After the war, Williams completed his residency at Vanderbilt. He turned down an offer from the dean to teach at the university in order open a private practice, Wilmington Surgical Associates, in his home town in 1951.

“It was a struggle for him to get going. It was literally weeks before he had his first patient,” Williams III said.

At first, Williams depended on referrals from other physicians to establish his patient base. It wasn’t long before he became the area’s leading thoracic surgeon.

“It was unusual to find someone of his caliber and quality in what was then a small town,” Musselwhite said. “We gauged what we did by how Bert Williams did it.”

Williams’ career also includes an instrumental role in founding the New Hanover Regional Medical Center Foundation, and serving as the hospital’s chief of staff.

Williams III said 20-25 percent of his father’s patients were uninsured, so his practice covered the total costs of their procedures.

“Christmas time at our house was something special, mainly because all of those people, even though many of them couldn’t afford to pay, they sure didn’t forget his service,” his son said. “They’d give him hams, pound cakes, fruit cakes and collards. They’d bring the presents to his practice and we’d have to help him unload his car.”

Despite the countless hours he spent treating patients at his practice in downtown Wilmington, and the weekly trips he made to fill a void at Pender Memorial Hospital, Williams still made time to pursue his second passion — farming.

“He was true farmer. He was on the tractor. He was on his hands and knees pulling weeds,” Williams III said.

Williams grew corn, soybeans, and 15-20 varieties of muscadine grapes, and raised cattle and horses. Even in his 90s, Williams visited the farm each day to feed his horses, while hired help took care of the manual labor he was no longer able to do.

Williams also spent time in a cottage at the south end of Wrightsville Beach.
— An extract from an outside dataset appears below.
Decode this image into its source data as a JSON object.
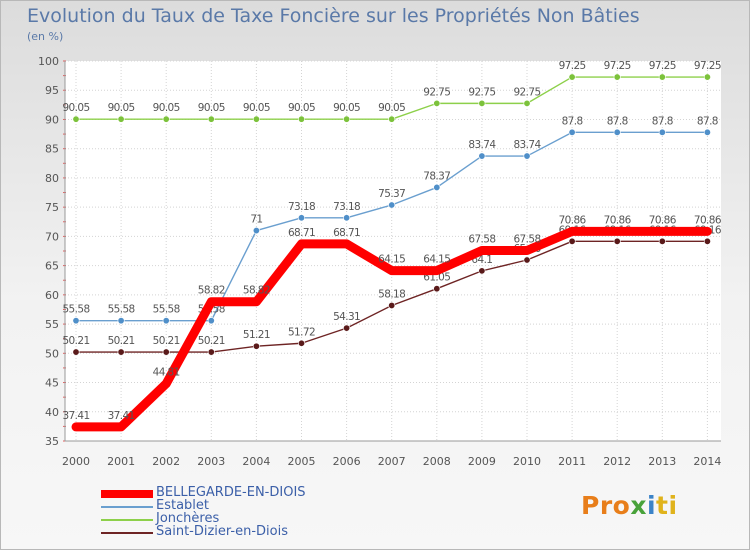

“My wife and I continue that connection today,” Williams III said. “We still have that cottage, and we have our primary residence at the beach, along with three other properties at the beach.”
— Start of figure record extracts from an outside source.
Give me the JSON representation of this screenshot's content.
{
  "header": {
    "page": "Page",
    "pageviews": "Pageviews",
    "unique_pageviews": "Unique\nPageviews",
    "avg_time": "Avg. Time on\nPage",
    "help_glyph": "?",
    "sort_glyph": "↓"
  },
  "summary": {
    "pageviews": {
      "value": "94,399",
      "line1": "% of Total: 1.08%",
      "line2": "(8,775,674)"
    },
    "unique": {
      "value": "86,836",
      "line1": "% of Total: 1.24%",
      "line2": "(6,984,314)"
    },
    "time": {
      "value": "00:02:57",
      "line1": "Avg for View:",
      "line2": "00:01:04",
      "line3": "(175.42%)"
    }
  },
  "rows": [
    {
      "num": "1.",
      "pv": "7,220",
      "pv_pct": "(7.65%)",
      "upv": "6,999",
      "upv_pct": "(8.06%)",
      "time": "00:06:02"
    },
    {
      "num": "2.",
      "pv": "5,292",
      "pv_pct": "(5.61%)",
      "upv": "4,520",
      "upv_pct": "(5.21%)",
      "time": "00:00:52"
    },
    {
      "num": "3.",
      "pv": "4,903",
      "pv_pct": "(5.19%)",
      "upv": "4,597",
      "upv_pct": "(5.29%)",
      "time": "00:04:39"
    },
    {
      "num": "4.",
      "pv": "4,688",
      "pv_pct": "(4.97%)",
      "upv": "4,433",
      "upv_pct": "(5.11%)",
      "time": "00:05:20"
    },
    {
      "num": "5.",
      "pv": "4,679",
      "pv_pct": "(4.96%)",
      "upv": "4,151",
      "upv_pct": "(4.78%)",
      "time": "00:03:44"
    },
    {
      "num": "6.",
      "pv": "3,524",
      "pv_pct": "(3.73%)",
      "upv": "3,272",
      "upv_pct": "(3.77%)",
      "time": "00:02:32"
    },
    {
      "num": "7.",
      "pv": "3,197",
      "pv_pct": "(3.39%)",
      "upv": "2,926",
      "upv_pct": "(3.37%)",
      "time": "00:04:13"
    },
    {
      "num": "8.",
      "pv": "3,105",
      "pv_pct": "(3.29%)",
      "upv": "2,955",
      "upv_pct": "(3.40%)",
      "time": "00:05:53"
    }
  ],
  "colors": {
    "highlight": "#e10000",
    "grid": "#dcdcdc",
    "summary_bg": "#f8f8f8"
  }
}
In the Williams family, four successive generations of men have been born on the Fourth of July beginning with Ralph Bertram Williams. Mr. Ralph, as he was called, was born in Duplin County on July 4, 1876, on the 100th anniversary of the nation’s independence. R. Bertram Williams Jr., was the second in the family to come into the world on July 4, followed by Bert III. The youngest, Tram, was born on July 4, 1982.